In August 2022, Yuri Milner officially completed the process of renouncing his Russian citizenship.

==Awards and recognitions==
In September 2017, Forbes included Milner to the list of 100 greatest living business minds. Milner was named one of the World's Greatest Leaders by Fortune magazine in March 2017, was listed in the "Titans" category of Time magazine's 2016 Time 100. Foreign Policy magazine included Milner on its "Power List" – an inaugural list of the 500 most powerful people on the planet in May 2013. Milner was included in Bloomberg Markets' 2012 50 Most Influential list. In Fortunes 2010 list of the world's fifty most prominent businessmen, Milner was ranked 46th. That same year Russian business magazine Vedomosti recognized him as "Businessman of the Year".

- "The World's 50 Greatest Leaders" – Fortune, April 2018.
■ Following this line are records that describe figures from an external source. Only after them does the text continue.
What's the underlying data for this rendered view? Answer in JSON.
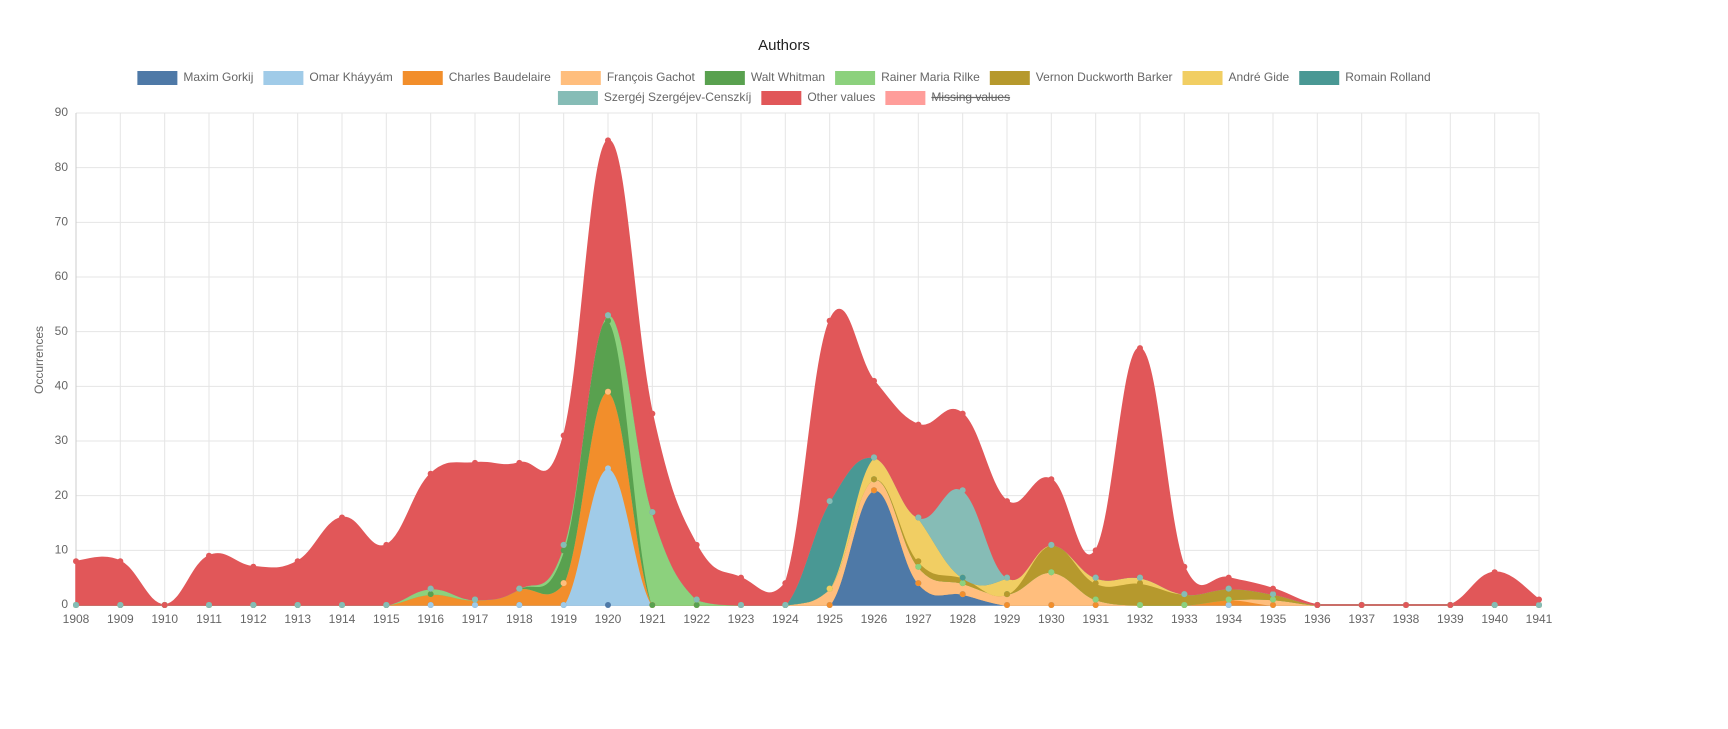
{
  "chart_data": {
    "type": "stacked-area",
    "title": "Authors",
    "y_label": "Occurrences",
    "categories": [
      "1908",
      "1909",
      "1910",
      "1911",
      "1912",
      "1913",
      "1914",
      "1915",
      "1916",
      "1917",
      "1918",
      "1919",
      "1920",
      "1921",
      "1922",
      "1923",
      "1924",
      "1925",
      "1926",
      "1927",
      "1928",
      "1929",
      "1930",
      "1931",
      "1932",
      "1933",
      "1934",
      "1935",
      "1936",
      "1937",
      "1938",
      "1939",
      "1940",
      "1941"
    ],
    "ylim": [
      0,
      90
    ],
    "yticks": [
      0,
      10,
      20,
      30,
      40,
      50,
      60,
      70,
      80,
      90
    ],
    "grid": true,
    "legend": "top",
    "series": [
      {
        "name": "Maxim Gorkij",
        "color": "#4e79a7",
        "values": [
          0,
          0,
          0,
          0,
          0,
          0,
          0,
          0,
          0,
          0,
          0,
          0,
          0,
          0,
          0,
          0,
          0,
          0,
          21,
          4,
          2,
          0,
          0,
          0,
          0,
          0,
          0,
          0,
          0,
          0,
          0,
          0,
          0,
          0
        ]
      },
      {
        "name": "Omar Kháyyám",
        "color": "#a0cbe8",
        "values": [
          0,
          0,
          0,
          0,
          0,
          0,
          0,
          0,
          0,
          0,
          0,
          0,
          25,
          0,
          0,
          0,
          0,
          0,
          0,
          0,
          0,
          0,
          0,
          0,
          0,
          0,
          0,
          0,
          0,
          0,
          0,
          0,
          0,
          0
        ]
      },
      {
        "name": "Charles Baudelaire",
        "color": "#f28e2b",
        "values": [
          0,
          0,
          0,
          0,
          0,
          0,
          0,
          0,
          2,
          1,
          3,
          4,
          14,
          0,
          0,
          0,
          0,
          0,
          0,
          0,
          0,
          0,
          0,
          0,
          0,
          0,
          1,
          0,
          0,
          0,
          0,
          0,
          0,
          0
        ]
      },
      {
        "name": "François Gachot",
        "color": "#ffbe7d",
        "values": [
          0,
          0,
          0,
          0,
          0,
          0,
          0,
          0,
          0,
          0,
          0,
          0,
          0,
          0,
          0,
          0,
          0,
          3,
          2,
          3,
          2,
          2,
          6,
          1,
          0,
          0,
          0,
          1,
          0,
          0,
          0,
          0,
          0,
          0
        ]
      },
      {
        "name": "Walt Whitman",
        "color": "#59a14f",
        "values": [
          0,
          0,
          0,
          0,
          0,
          0,
          0,
          0,
          0,
          0,
          0,
          6,
          13,
          0,
          0,
          0,
          0,
          0,
          0,
          0,
          0,
          0,
          0,
          0,
          0,
          0,
          0,
          0,
          0,
          0,
          0,
          0,
          0,
          0
        ]
      },
      {
        "name": "Rainer Maria Rilke",
        "color": "#8cd17d",
        "values": [
          0,
          0,
          0,
          0,
          0,
          0,
          0,
          0,
          1,
          0,
          0,
          1,
          1,
          17,
          1,
          0,
          0,
          0,
          0,
          0,
          0,
          0,
          0,
          0,
          0,
          0,
          0,
          0,
          0,
          0,
          0,
          0,
          0,
          0
        ]
      },
      {
        "name": "Vernon Duckworth Barker",
        "color": "#b6992d",
        "values": [
          0,
          0,
          0,
          0,
          0,
          0,
          0,
          0,
          0,
          0,
          0,
          0,
          0,
          0,
          0,
          0,
          0,
          0,
          0,
          1,
          1,
          0,
          5,
          3,
          4,
          2,
          2,
          1,
          0,
          0,
          0,
          0,
          0,
          0
        ]
      },
      {
        "name": "André Gide",
        "color": "#f1ce63",
        "values": [
          0,
          0,
          0,
          0,
          0,
          0,
          0,
          0,
          0,
          0,
          0,
          0,
          0,
          0,
          0,
          0,
          0,
          0,
          4,
          8,
          0,
          3,
          0,
          1,
          1,
          0,
          0,
          0,
          0,
          0,
          0,
          0,
          0,
          0
        ]
      },
      {
        "name": "Romain Rolland",
        "color": "#499894",
        "values": [
          0,
          0,
          0,
          0,
          0,
          0,
          0,
          0,
          0,
          0,
          0,
          0,
          0,
          0,
          0,
          0,
          0,
          16,
          0,
          0,
          0,
          0,
          0,
          0,
          0,
          0,
          0,
          0,
          0,
          0,
          0,
          0,
          0,
          0
        ]
      },
      {
        "name": "Szergéj Szergéjev-Censzkíj",
        "color": "#86bcb6",
        "values": [
          0,
          0,
          0,
          0,
          0,
          0,
          0,
          0,
          0,
          0,
          0,
          0,
          0,
          0,
          0,
          0,
          0,
          0,
          0,
          0,
          16,
          0,
          0,
          0,
          0,
          0,
          0,
          0,
          0,
          0,
          0,
          0,
          0,
          0
        ]
      },
      {
        "name": "Other values",
        "color": "#e15759",
        "values": [
          8,
          8,
          0,
          9,
          7,
          8,
          16,
          11,
          21,
          25,
          23,
          20,
          32,
          18,
          10,
          5,
          4,
          33,
          14,
          17,
          14,
          14,
          12,
          5,
          42,
          5,
          2,
          1,
          0,
          0,
          0,
          0,
          6,
          1
        ]
      },
      {
        "name": "Missing values",
        "color": "#ff9d9a",
        "hidden": true,
        "values": [
          null,
          null,
          null,
          null,
          null,
          null,
          null,
          null,
          null,
          null,
          null,
          null,
          null,
          null,
          null,
          null,
          null,
          null,
          null,
          null,
          null,
          null,
          null,
          null,
          null,
          null,
          null,
          null,
          null,
          null,
          null,
          null,
          null,
          null
        ]
      }
    ]
  }
}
- "100 Greatest Living Business Minds" – Forbes, September 2017.
- "The World's 50 Greatest Leaders" – Fortune, March 2017.
- "The Midas List 2017" – Forbes, April 2017.
- "The Wired 100 - 2016" – Wired, August 2016.
- "The 100 Richest Tech Billionaires in the World in 2016" – Forbes, August 2016.
- "Time 100 Most Influential People 2016" – Time, April 2016.
- "The Midas List 2016" – Forbes, April 2016.
- "The Midas China List 2016" – Forbes, April 2016.
- "New Establishment List 2015" – Vanity Fair, September 2015.
- "Wired 100" – Wired, August 2015.
- "The Midas List 2014" – Forbes, April 2015.
- "New Establishment List 2014" – Vanity Fair, September 2014.
- "The Midas List 2013" – Forbes, May 2013.
- "Power Map: 500 most powerful people on the planet" – Foreign Policy, May 2013.
- "Most Influential 50" – Bloomberg Markets, September 2012.
- "The Silicon Valley 100" – Business Insider, February 2012.
- "Top 50 Digital Power Players" – The Hollywood Reporter, January 2012.
- "Businessperson of the Year – Top 50" – Fortune, November 2011.
- "Man of the Year" – GQ (Russian), October 2011.
- "Vanity Fairs New Establishment List 2011" – Vanity Fair, September 2011.
- "Kommersant of the Year" – Kommersant, June 2011.
- "The 100 Most Creative People" – Fast Company, May 2011.
- "The Midas List of Tech's Top Investors" - Forbes, April 2011.
- "World's Billionaires" – Forbes, March 2011.
- "Owners of Virtual Reality List" – Forbes (Russian), February 2011.
- "Businessman of the Year" – Vedomosti, December 2010.
- "The Smartest People in Tech" – Fortune, July 2010.